9/5/2023
- Initialized Cargo package with hello world default script.
- Added function to select a random integer from a list (for selecting positions)
9/9/2012
- Created a first pass program that mutates a hardcoded DNA string at one random non-N position.
- Added a logging function to print out time-stamped log items both to stdout and to file.
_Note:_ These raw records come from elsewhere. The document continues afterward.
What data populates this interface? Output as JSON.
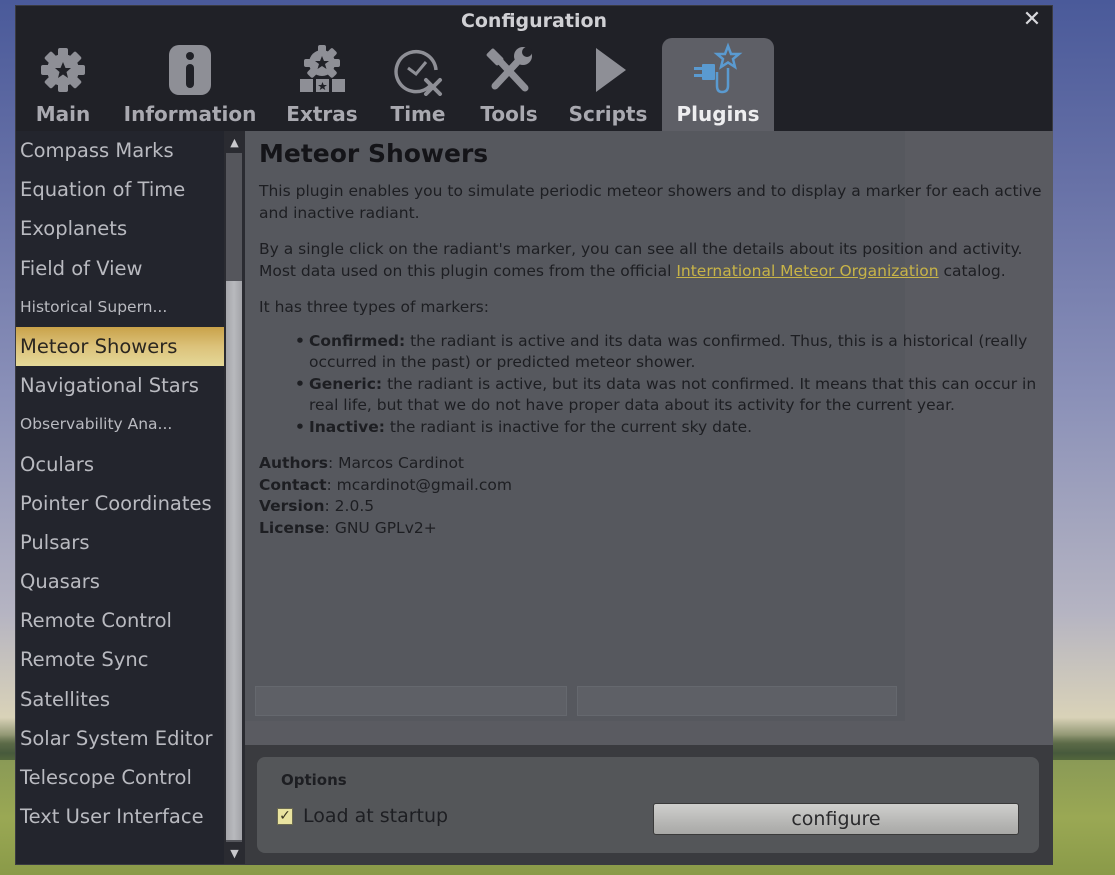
{
  "window": {
    "title": "Configuration",
    "close_label": "✕"
  },
  "tabs": [
    {
      "label": "Main",
      "icon": "gear-star-icon"
    },
    {
      "label": "Information",
      "icon": "info-icon"
    },
    {
      "label": "Extras",
      "icon": "extras-gear-icon"
    },
    {
      "label": "Time",
      "icon": "clock-tools-icon"
    },
    {
      "label": "Tools",
      "icon": "hammer-wrench-icon"
    },
    {
      "label": "Scripts",
      "icon": "play-icon"
    },
    {
      "label": "Plugins",
      "icon": "plug-star-icon",
      "active": true
    }
  ],
  "sidebar": {
    "items": [
      {
        "label": "Compass Marks"
      },
      {
        "label": "Equation of Time"
      },
      {
        "label": "Exoplanets"
      },
      {
        "label": "Field of View"
      },
      {
        "label": "Historical Supern..."
      },
      {
        "label": "Meteor Showers",
        "selected": true
      },
      {
        "label": "Navigational Stars"
      },
      {
        "label": "Observability Ana..."
      },
      {
        "label": "Oculars"
      },
      {
        "label": "Pointer Coordinates"
      },
      {
        "label": "Pulsars"
      },
      {
        "label": "Quasars"
      },
      {
        "label": "Remote Control"
      },
      {
        "label": "Remote Sync"
      },
      {
        "label": "Satellites"
      },
      {
        "label": "Solar System Editor"
      },
      {
        "label": "Telescope Control"
      },
      {
        "label": "Text User Interface"
      }
    ],
    "scroll_up": "▲",
    "scroll_down": "▼"
  },
  "plugin": {
    "title": "Meteor Showers",
    "intro": "This plugin enables you to simulate periodic meteor showers and to display a marker for each active and inactive radiant.",
    "para2_before": "By a single click on the radiant's marker, you can see all the details about its position and activity. Most data used on this plugin comes from the official ",
    "para2_link": "International Meteor Organization",
    "para2_after": " catalog.",
    "markers_intro": "It has three types of markers:",
    "markers": [
      {
        "name": "Confirmed:",
        "text": " the radiant is active and its data was confirmed. Thus, this is a historical (really occurred in the past) or predicted meteor shower."
      },
      {
        "name": "Generic:",
        "text": " the radiant is active, but its data was not confirmed. It means that this can occur in real life, but that we do not have proper data about its activity for the current year."
      },
      {
        "name": "Inactive:",
        "text": " the radiant is inactive for the current sky date."
      }
    ],
    "meta": [
      {
        "key": "Authors",
        "value": ": Marcos Cardinot"
      },
      {
        "key": "Contact",
        "value": ": mcardinot@gmail.com"
      },
      {
        "key": "Version",
        "value": ": 2.0.5"
      },
      {
        "key": "License",
        "value": ": GNU GPLv2+"
      }
    ]
  },
  "options": {
    "title": "Options",
    "load_at_startup_label": "Load at startup",
    "load_at_startup_checked": true,
    "check_mark": "✓",
    "configure_label": "configure"
  },
  "colors": {
    "selected_item": "#dcc27a",
    "link": "#c8b448",
    "plugin_icon": "#5a9ad0"
  }
}
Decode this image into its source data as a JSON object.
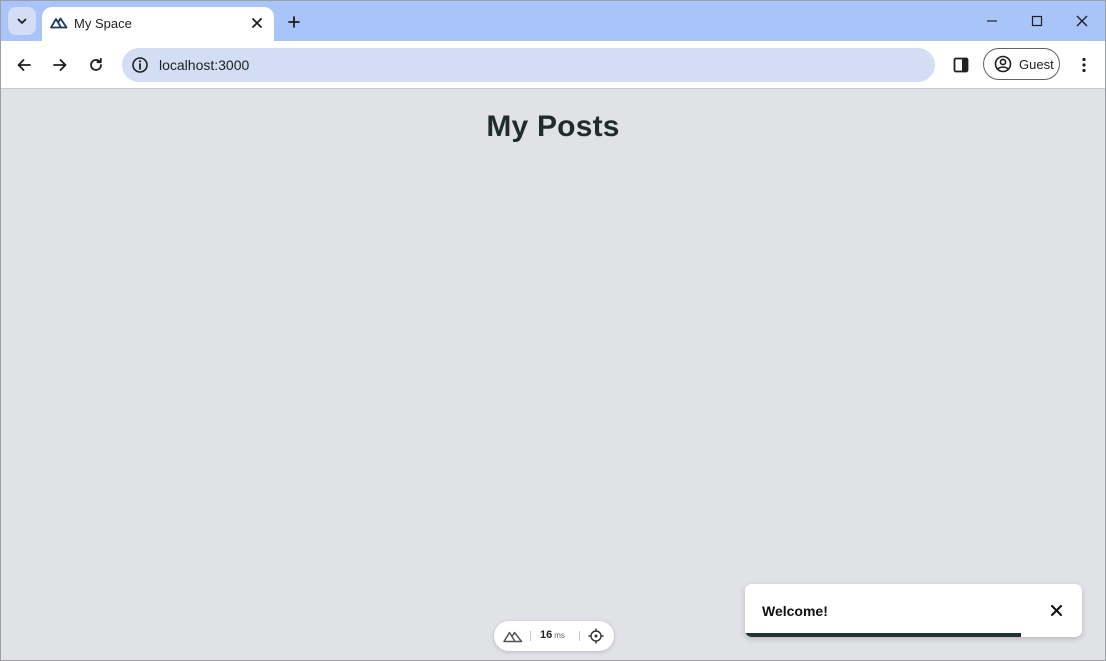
{
  "browser": {
    "tab": {
      "title": "My Space",
      "icon": "nuxt-logo-icon"
    },
    "address": {
      "url": "localhost:3000"
    },
    "profile": {
      "label": "Guest"
    }
  },
  "page": {
    "title": "My Posts"
  },
  "devtools": {
    "render_time_value": "16",
    "render_time_unit": "ms"
  },
  "toast": {
    "message": "Welcome!",
    "progress_fraction": 0.82
  },
  "colors": {
    "tabstrip": "#a8c4f8",
    "omnibox": "#d3def5",
    "page_background": "#e1e2e6",
    "title_text": "#1f2d2a",
    "toast_progress": "#24332f"
  }
}
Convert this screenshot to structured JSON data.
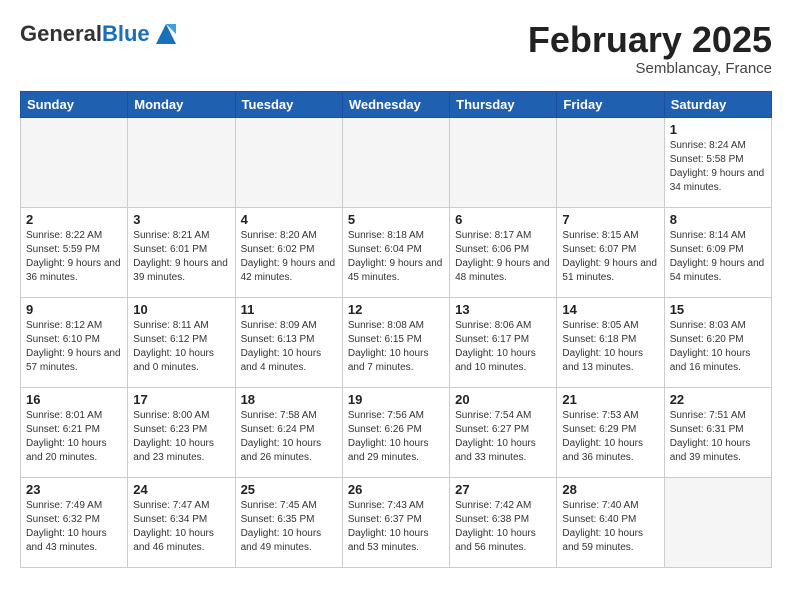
{
  "header": {
    "logo": {
      "general": "General",
      "blue": "Blue"
    },
    "title": "February 2025",
    "subtitle": "Semblancay, France"
  },
  "days_of_week": [
    "Sunday",
    "Monday",
    "Tuesday",
    "Wednesday",
    "Thursday",
    "Friday",
    "Saturday"
  ],
  "weeks": [
    [
      {
        "day": "",
        "info": ""
      },
      {
        "day": "",
        "info": ""
      },
      {
        "day": "",
        "info": ""
      },
      {
        "day": "",
        "info": ""
      },
      {
        "day": "",
        "info": ""
      },
      {
        "day": "",
        "info": ""
      },
      {
        "day": "1",
        "info": "Sunrise: 8:24 AM\nSunset: 5:58 PM\nDaylight: 9 hours and 34 minutes."
      }
    ],
    [
      {
        "day": "2",
        "info": "Sunrise: 8:22 AM\nSunset: 5:59 PM\nDaylight: 9 hours and 36 minutes."
      },
      {
        "day": "3",
        "info": "Sunrise: 8:21 AM\nSunset: 6:01 PM\nDaylight: 9 hours and 39 minutes."
      },
      {
        "day": "4",
        "info": "Sunrise: 8:20 AM\nSunset: 6:02 PM\nDaylight: 9 hours and 42 minutes."
      },
      {
        "day": "5",
        "info": "Sunrise: 8:18 AM\nSunset: 6:04 PM\nDaylight: 9 hours and 45 minutes."
      },
      {
        "day": "6",
        "info": "Sunrise: 8:17 AM\nSunset: 6:06 PM\nDaylight: 9 hours and 48 minutes."
      },
      {
        "day": "7",
        "info": "Sunrise: 8:15 AM\nSunset: 6:07 PM\nDaylight: 9 hours and 51 minutes."
      },
      {
        "day": "8",
        "info": "Sunrise: 8:14 AM\nSunset: 6:09 PM\nDaylight: 9 hours and 54 minutes."
      }
    ],
    [
      {
        "day": "9",
        "info": "Sunrise: 8:12 AM\nSunset: 6:10 PM\nDaylight: 9 hours and 57 minutes."
      },
      {
        "day": "10",
        "info": "Sunrise: 8:11 AM\nSunset: 6:12 PM\nDaylight: 10 hours and 0 minutes."
      },
      {
        "day": "11",
        "info": "Sunrise: 8:09 AM\nSunset: 6:13 PM\nDaylight: 10 hours and 4 minutes."
      },
      {
        "day": "12",
        "info": "Sunrise: 8:08 AM\nSunset: 6:15 PM\nDaylight: 10 hours and 7 minutes."
      },
      {
        "day": "13",
        "info": "Sunrise: 8:06 AM\nSunset: 6:17 PM\nDaylight: 10 hours and 10 minutes."
      },
      {
        "day": "14",
        "info": "Sunrise: 8:05 AM\nSunset: 6:18 PM\nDaylight: 10 hours and 13 minutes."
      },
      {
        "day": "15",
        "info": "Sunrise: 8:03 AM\nSunset: 6:20 PM\nDaylight: 10 hours and 16 minutes."
      }
    ],
    [
      {
        "day": "16",
        "info": "Sunrise: 8:01 AM\nSunset: 6:21 PM\nDaylight: 10 hours and 20 minutes."
      },
      {
        "day": "17",
        "info": "Sunrise: 8:00 AM\nSunset: 6:23 PM\nDaylight: 10 hours and 23 minutes."
      },
      {
        "day": "18",
        "info": "Sunrise: 7:58 AM\nSunset: 6:24 PM\nDaylight: 10 hours and 26 minutes."
      },
      {
        "day": "19",
        "info": "Sunrise: 7:56 AM\nSunset: 6:26 PM\nDaylight: 10 hours and 29 minutes."
      },
      {
        "day": "20",
        "info": "Sunrise: 7:54 AM\nSunset: 6:27 PM\nDaylight: 10 hours and 33 minutes."
      },
      {
        "day": "21",
        "info": "Sunrise: 7:53 AM\nSunset: 6:29 PM\nDaylight: 10 hours and 36 minutes."
      },
      {
        "day": "22",
        "info": "Sunrise: 7:51 AM\nSunset: 6:31 PM\nDaylight: 10 hours and 39 minutes."
      }
    ],
    [
      {
        "day": "23",
        "info": "Sunrise: 7:49 AM\nSunset: 6:32 PM\nDaylight: 10 hours and 43 minutes."
      },
      {
        "day": "24",
        "info": "Sunrise: 7:47 AM\nSunset: 6:34 PM\nDaylight: 10 hours and 46 minutes."
      },
      {
        "day": "25",
        "info": "Sunrise: 7:45 AM\nSunset: 6:35 PM\nDaylight: 10 hours and 49 minutes."
      },
      {
        "day": "26",
        "info": "Sunrise: 7:43 AM\nSunset: 6:37 PM\nDaylight: 10 hours and 53 minutes."
      },
      {
        "day": "27",
        "info": "Sunrise: 7:42 AM\nSunset: 6:38 PM\nDaylight: 10 hours and 56 minutes."
      },
      {
        "day": "28",
        "info": "Sunrise: 7:40 AM\nSunset: 6:40 PM\nDaylight: 10 hours and 59 minutes."
      },
      {
        "day": "",
        "info": ""
      }
    ]
  ]
}
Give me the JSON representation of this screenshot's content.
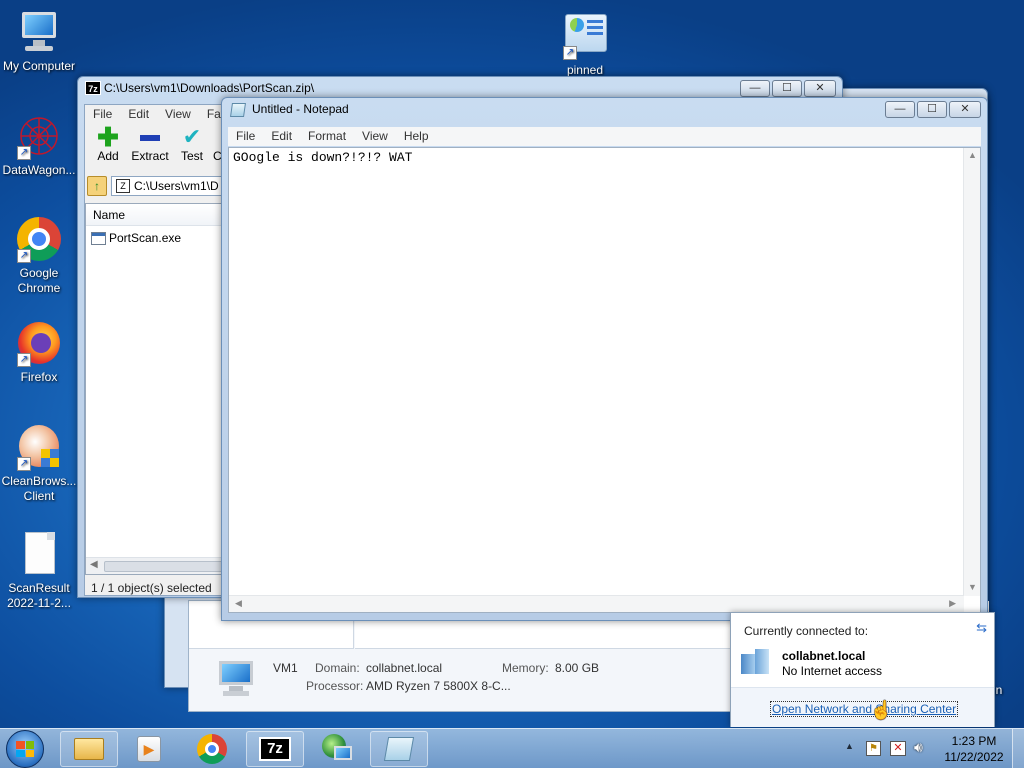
{
  "desktop": {
    "icons": [
      {
        "label": "My Computer",
        "icon": "computer-icon"
      },
      {
        "label": "DataWagon...",
        "icon": "datawagon-icon"
      },
      {
        "label": "Google Chrome",
        "icon": "chrome-icon"
      },
      {
        "label": "Firefox",
        "icon": "firefox-icon"
      },
      {
        "label": "CleanBrows... Client",
        "icon": "cleanbrowsing-icon"
      },
      {
        "label": "ScanResult 2022-11-2...",
        "icon": "file-icon"
      },
      {
        "label": "pinned",
        "icon": "control-panel-icon"
      }
    ]
  },
  "sevenzip": {
    "title": "C:\\Users\\vm1\\Downloads\\PortScan.zip\\",
    "menu": [
      "File",
      "Edit",
      "View",
      "Favo"
    ],
    "toolbar": [
      "Add",
      "Extract",
      "Test",
      "C"
    ],
    "address": "C:\\Users\\vm1\\D",
    "column_name": "Name",
    "files": [
      {
        "name": "PortScan.exe"
      }
    ],
    "status": "1 / 1 object(s) selected"
  },
  "notepad": {
    "title": "Untitled - Notepad",
    "menu": [
      "File",
      "Edit",
      "Format",
      "View",
      "Help"
    ],
    "content": "GOogle is down?!?!? WAT"
  },
  "system_window": {
    "computer_name": "VM1",
    "domain_label": "Domain:",
    "domain_value": "collabnet.local",
    "memory_label": "Memory:",
    "memory_value": "8.00 GB",
    "processor_label": "Processor:",
    "processor_value": "AMD Ryzen 7 5800X 8-C...",
    "partial_text": "in"
  },
  "network_popup": {
    "header": "Currently connected to:",
    "network_name": "collabnet.local",
    "network_status": "No Internet access",
    "link": "Open Network and Sharing Center"
  },
  "taskbar": {
    "time": "1:23 PM",
    "date": "11/22/2022",
    "apps": [
      "windows-explorer-icon",
      "media-player-icon",
      "chrome-icon",
      "7zip-icon",
      "network-icon",
      "notepad-icon"
    ]
  }
}
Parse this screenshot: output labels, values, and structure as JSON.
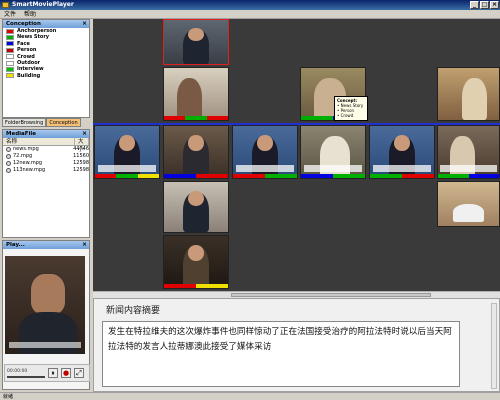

- Need to improve error handling all around, taking advantage of Rusts error handling system.
- Design decision: After toying with some options to create a standardized RNG to use throughout the program, it seems the best option is to use an on-the-fly rng per function for now. This eliminates reproducibility between runs, but should enable parallelism of processing.
- Redesign from the ground up. Trying to use KISS as much as possible, and only introduce complexity as it becomes necessary, or as I learn Rust tricks that may help this endeavor.
Goal: To release a version of NEAT in rust capable of reading an arbitrary fasta file, and outputting a version of that file with 1% of the bases mutated as SNPs.
9/11/2023
- Found a sqlite crate for rust. This might be a good way to store the reference information for our genome. We can have one row per chromosome. Name, info, sequence. Read the data in once, store it for long term retrieval. Website: https://docs.rs/sqlite/latest/sqlite/
Moved the code from a brach under NEAT (https://github.com/ncsa/neat) to its own repo https://github.com/ncsa/rusty-neat. This project will be considered a separate, related project. We will use the same underlying design ideas as NEAT, but it will essentially be different and won't be guaranteed in any way to be able to reproduce what the original NEAT did (though we aim to get it as close as possible, the differences in Python and Rust would make byte-by-byte compatability very difficult). I have implemented an idea I prototyped in a private repo (https://github.com/joshfactorial/basic_neat), of reading in the file in what I hope is a straightforward way. I was looking for stuff like running out of memory and speed. It can read in the E. coli
fasta file in about 30 seconds on my laptop, which is pretty fast, compared to Python. What's more is it can store the whole thing in memory, due to the efficient way Rust uses memory. Instead of copying the entire data set every time in memory, quickly eating it up, Rust forces you to decide when to pass a read-only version, copy the dataset, or use up the dataset once and lose it forever (all valid choices depending on context). So I'm feeling hopeful that this will work. I am publishing an Alpha called v0.1.0 for people to test, if they feel so inclined. See the README for more details.